Po obejrzeniu moich zdjęć kobiety przestały się bać porodu. Odczarowałam obraz, który miały w głowie

Agnieszka Miastowska
– Zawsze, gdy jadę do pracy, to jadę zobaczyć cud. Każdy poród przebiega inaczej, jest inną wyjątkową historią. Za każdym razem jest ona naprawdę niesamowita. Ja nie kreuję rzeczywistości porodowej, ja ją zapamiętuję kadrami dla rodziców i tego dziecka, które właśnie się rodzi – mówi w rozmowie z Mama:du Ania Wibig, fotografka porodowa i założycielka Obiektywnie Najpiękniejsze.
Fotografia porodowa pozwala uchwycić cud. Anna Wibig o fotografii porodowej Instagram.com / @obiektywnienajpiekniejsze
Zdjęcia Ani Wibig znalazły się w galerii najlepszych fotografii porodowych 2020 r. w międzynarodowym konkursie Birth Becomes You’s 2020 Image Celebration. Postanowiłam porozmawiać z nią o tym, dlaczego fotografia porodowa w Polsce nadal nie jest popularna.

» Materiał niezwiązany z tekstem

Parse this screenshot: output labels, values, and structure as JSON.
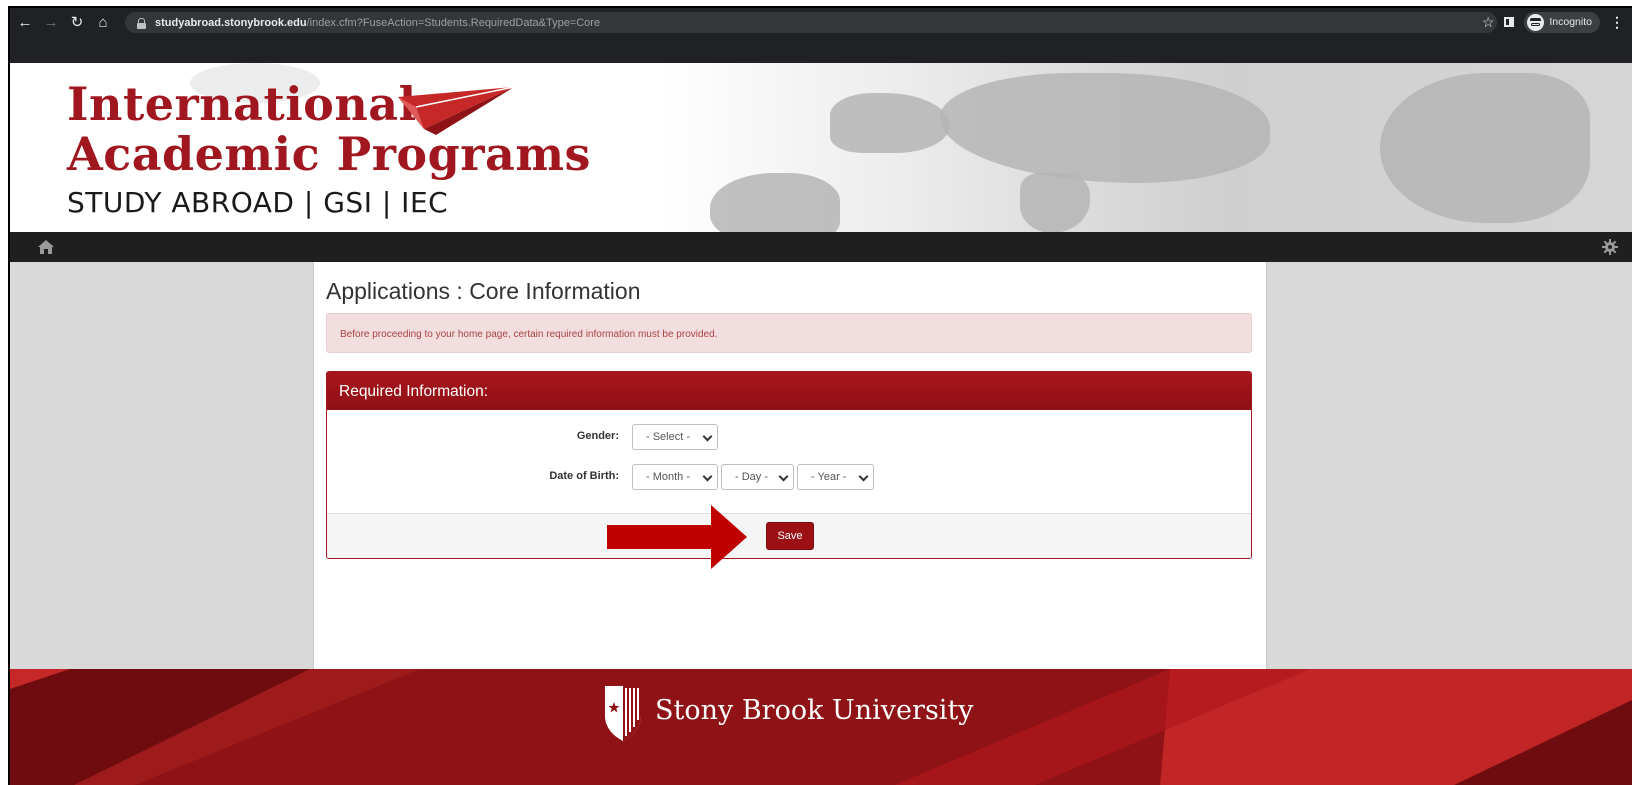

Jak sama mówi, nigdy nie namawia kobiet do zdjęć porodowych, ale chciałaby im pokazać, że jeden z najważniejszych momentów w ich życiu może zostać uchwycony z delikatnością i w poszanowaniu intymności. W Polsce nadal króluje przeświadczenie, że aparat czy kamerka na sali porodowej to jakaś dziwna fanaberia. Czy uważasz, że to się zmienia, że coraz więcej kobiet zgłasza się na takie sesje?

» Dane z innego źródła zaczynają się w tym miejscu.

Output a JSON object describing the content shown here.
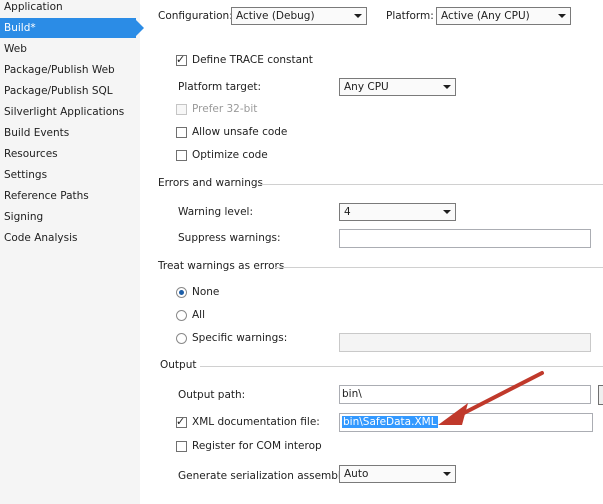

Na pewno fotografia porodowa w Polsce nie jest czymś powszechnym i oczywistym. Kobiety wiedzą, że mogą sobie zrobić ciekawą sesję ciążową albo noworodkową, ale zazwyczaj nie zdają sobie sprawy z tego, że także z porodu mogą mieć wyjątkową pamiątkę.

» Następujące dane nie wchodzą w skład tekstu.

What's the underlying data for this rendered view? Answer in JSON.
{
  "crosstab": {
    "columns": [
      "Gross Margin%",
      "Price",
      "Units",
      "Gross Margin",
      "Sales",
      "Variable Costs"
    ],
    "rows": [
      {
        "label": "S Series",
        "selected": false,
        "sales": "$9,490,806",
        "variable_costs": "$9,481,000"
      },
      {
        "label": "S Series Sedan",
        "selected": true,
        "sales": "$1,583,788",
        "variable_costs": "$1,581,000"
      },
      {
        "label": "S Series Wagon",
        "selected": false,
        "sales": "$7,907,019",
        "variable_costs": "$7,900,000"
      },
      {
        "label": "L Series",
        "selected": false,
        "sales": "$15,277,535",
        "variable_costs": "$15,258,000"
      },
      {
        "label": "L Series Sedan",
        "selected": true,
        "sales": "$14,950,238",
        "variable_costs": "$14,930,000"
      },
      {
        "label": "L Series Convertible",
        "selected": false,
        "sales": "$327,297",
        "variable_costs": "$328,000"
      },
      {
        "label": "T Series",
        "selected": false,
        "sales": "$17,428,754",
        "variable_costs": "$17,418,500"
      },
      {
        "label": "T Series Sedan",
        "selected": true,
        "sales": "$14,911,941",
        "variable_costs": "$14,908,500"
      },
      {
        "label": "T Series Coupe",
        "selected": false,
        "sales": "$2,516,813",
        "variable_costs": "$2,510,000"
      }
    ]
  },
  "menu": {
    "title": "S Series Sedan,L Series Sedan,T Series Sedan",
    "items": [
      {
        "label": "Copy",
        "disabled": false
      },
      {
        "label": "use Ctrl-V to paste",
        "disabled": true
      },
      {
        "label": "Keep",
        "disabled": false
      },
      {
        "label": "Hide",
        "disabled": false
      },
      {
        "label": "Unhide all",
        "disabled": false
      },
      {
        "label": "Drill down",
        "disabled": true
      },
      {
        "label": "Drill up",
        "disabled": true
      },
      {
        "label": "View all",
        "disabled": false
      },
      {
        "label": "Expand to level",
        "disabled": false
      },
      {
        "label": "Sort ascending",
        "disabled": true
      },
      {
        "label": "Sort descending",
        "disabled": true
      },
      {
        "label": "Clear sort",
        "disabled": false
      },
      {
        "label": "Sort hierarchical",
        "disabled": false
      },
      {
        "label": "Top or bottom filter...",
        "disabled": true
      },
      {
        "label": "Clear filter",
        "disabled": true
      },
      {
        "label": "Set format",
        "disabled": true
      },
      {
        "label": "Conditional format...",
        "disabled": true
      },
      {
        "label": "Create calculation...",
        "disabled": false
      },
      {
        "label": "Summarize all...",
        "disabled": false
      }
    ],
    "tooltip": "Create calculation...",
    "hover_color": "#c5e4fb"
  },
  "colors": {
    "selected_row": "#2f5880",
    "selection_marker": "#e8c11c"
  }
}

Ja nawet myślę, że reportaż z narodzin to takie połączenie zdjęć w ciąży i najpiękniejszych zdjęć maluszka, jakie można zrobić. Niedawno przeprowadziłam ankietę na temat fotografii porodowej wśród Polek.

Wypełniło ją dwa tysiące kobiet i okazało się, że matki nie mają zdjęć z narodzin swoich dzieci albo amatorskie fotki zrobione na szybko telefonem. Wynika to z tego, że nie mają w ogóle świadomości, że w czasie porodu jest przestrzeń na fotografię.

Większość mam wskazała jednocześnie, że teraz żałuje, gdyż nie pamięta wielu szczegółów z tych jakże ważnych chwil w życiu, a zdjęcia pozwoliłyby im wrócić do tych przeżyć.

Każde zdjęcie, zrobione nawet telefonem, czasem rozmazane, jest mega cenne. W Polsce większość to porody w szpitalach, a istnieje przekonanie, że w szpitalu się nie fotografuje. To miejsce, gdzie się przeprowadza procedury medyczne i co najwyżej robi zdjęcia do dokumentacji medycznej.

Zasadniczo kobiety, które decydują się natomiast na poród domowy są bardziej otwarte na fotografię porodową, gdyż nastawiają się w ogóle na inne doświadczenie porodu. Patrzą na poród jako na wyjątkowe wydarzenie, a nie taki medyczny obraz lekarza w kitlu, zwijającej się z bólu kobiety i zakrwawionego noworodka.
Archiwum prywatne / Anna Wibg
Niemniej porody domowe to tylko maleńki procent wszystkich porodów w Polsce. W tych ankietach okazało się także, że pierwsze skojarzenie z porodem to ból. Konkluzja zatem nasuwa się bardzo szybko – po co robić sobie pamiątkę z czegoś nieprzyjemnego, co kojarzy się z cierpieniem?

I to jest pytanie, które często pada, gdy mówię, że robię reportaże z narodzin: "ale co ty tam chcesz fotografować?". Widzę jednak, że to się zmienia. Gdy ja rodziłam swoje pierwsze dziecko, to w szkole rodzenia usłyszałam, że do porodu powinnam założyć stary podkoszulek męża, żeby potem go wyrzucić.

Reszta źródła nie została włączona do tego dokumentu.